With tensions in the region still running high, the European Union’s aviation regulator urged the bloc’s airlines to avoid flying in Iran’s airspace, citing the high alert of Iranian air defenses and increased likelihood of misidentification due to the potential US military action.
“The presence and possible use of a wide range of weapons and air-defense systems, combined with unpredictable state responses …. creates a high risk to civil flights operating at all altitudes and flight levels,” the European Union Aviation Safety Agency (EASA) said in a bulletin on potential conflict zones.
In an attempt to defuse the tensions, Russian President Vladimir Putin held conversations with both Netanyahu and Iranian President Masoud Pezeshkian on Friday, according to Kremlin spokesman Dmitry Peskov.
Shah’s son urges US to make good on threats
Iran’s exiled Crown Prince Reza Pahlavi, whose name was chanted by many protesters in the anti-regime demonstrations, urged the US to make good on its pledge to intervene.
Pahlavi, who has lived in the US since his father was overthrown by the 1979 revolution, has said he wants to be a figurehead to lead a transition to a secular democracy in Iran.
Speaking to reporters in Washington on Friday, Pahlavi said, “I believe the president is a man of his word.”

“Regardless of whether action is taken or not, we as Iranians have no choice but to carry on the fight,” he said.
“The Islamic Republic will fall — not if, but when,” Pahlavi said. “I will return to Iran.”

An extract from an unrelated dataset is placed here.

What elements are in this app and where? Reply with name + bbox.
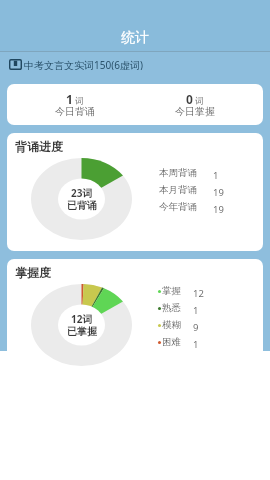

“Iranian people are taking decisive actions on the ground. It is now time for the international community to join them fully,” said Pahlavi, calling on the international community to “protect the Iranian people by degrading the regime’s repressive capacity, including targeting the Islamic Revolutionary Guard leadership and its command and control infrastructure.”
He also called on all countries to expel diplomats from the Islamic Republic.
Hours later, Pahlavi urged protesters to take to the streets again from Saturday to Monday.